I’ve never seen this method proposed in an NGS pipeline. It is something easily tested, but with ehe “busyness” of most labs is an experiment that simply gets left on the back-burner. I might just look at testing this in my lab this year though! A word of caution, Exonuclease1 was reported to nick DNA in this 1979 paper, this might still be a problem (As pointed out by Chris in his comment below it was not the Exo1 causing the nicking!).
Reducing contamination in the lab
While thinking about the application of ExoSAP to NGS I remembered an idea we’d discussed many years ago to help reduce the chances of library contamination during prep in the lab. One area of concern is that PCR amplified libraries can contaminate the next set of templates, or the next library-prep process.

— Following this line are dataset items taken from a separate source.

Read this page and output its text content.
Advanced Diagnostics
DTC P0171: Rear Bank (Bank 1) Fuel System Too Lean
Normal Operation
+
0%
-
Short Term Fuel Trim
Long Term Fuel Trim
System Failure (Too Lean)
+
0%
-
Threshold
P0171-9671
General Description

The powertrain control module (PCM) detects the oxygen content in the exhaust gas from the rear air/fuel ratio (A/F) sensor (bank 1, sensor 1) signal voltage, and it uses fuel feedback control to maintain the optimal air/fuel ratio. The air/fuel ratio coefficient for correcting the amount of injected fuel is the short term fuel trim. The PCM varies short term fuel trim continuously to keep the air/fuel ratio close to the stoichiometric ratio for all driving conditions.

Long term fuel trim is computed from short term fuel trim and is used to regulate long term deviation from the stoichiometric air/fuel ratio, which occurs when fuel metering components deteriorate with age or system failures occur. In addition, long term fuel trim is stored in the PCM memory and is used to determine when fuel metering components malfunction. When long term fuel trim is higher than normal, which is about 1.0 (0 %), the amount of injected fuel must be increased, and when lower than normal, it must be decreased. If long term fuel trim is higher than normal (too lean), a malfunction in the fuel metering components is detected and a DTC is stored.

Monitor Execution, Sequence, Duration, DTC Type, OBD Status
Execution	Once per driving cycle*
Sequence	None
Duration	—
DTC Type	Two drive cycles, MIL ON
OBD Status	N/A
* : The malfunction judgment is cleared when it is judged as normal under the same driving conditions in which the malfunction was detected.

A UNG step is very commonly used is in qPCR assays to prevent PCR carryover contamination, and reduce false positives. It works by degrading PCR products from previous PCR amplifications without degrading native nucleic acid templates. The same process could be applied to NGS library prep and reduce contamination between preps. AmpErase Uracil N-Glycosylase (UNG) excises Uracils incorporated into PCR products – in our case NGS libraries – in place of Thymines. Native DNA, or pre-PCR adapter-ligated NGS libraries are not affected, but any contaminating PCR-amplified, and Uracil containing, NGS library molecules are degraded by the UNG step.
If Uracil containing indexed adapters are used but PCR is completed with universal primers (P5 & P7 only) then conceivably index-swapping could also be reduced by using UNG to degrade left over adapters instead, but not the PCR amplified templates (obviously neither method is not going to work for PCR-free libraries).
Looking quickly at the Rosamond et al 1979 paper cited here, I think perhaps there’s a been a misinterpretation — the nonspecific nicking they’re referring to is a function of the RecBC enzyme, not Exonuclease I.
Thanks for pointing this out Chris, I’ve updated the post to reflect your comments.
Of course the UNG method won’t work for dUTP stranded RNA-seq libraries, where one strand is marked with uracil. You would need to use an enzyme that extends through uracil, meaning you’d lose strand specificity.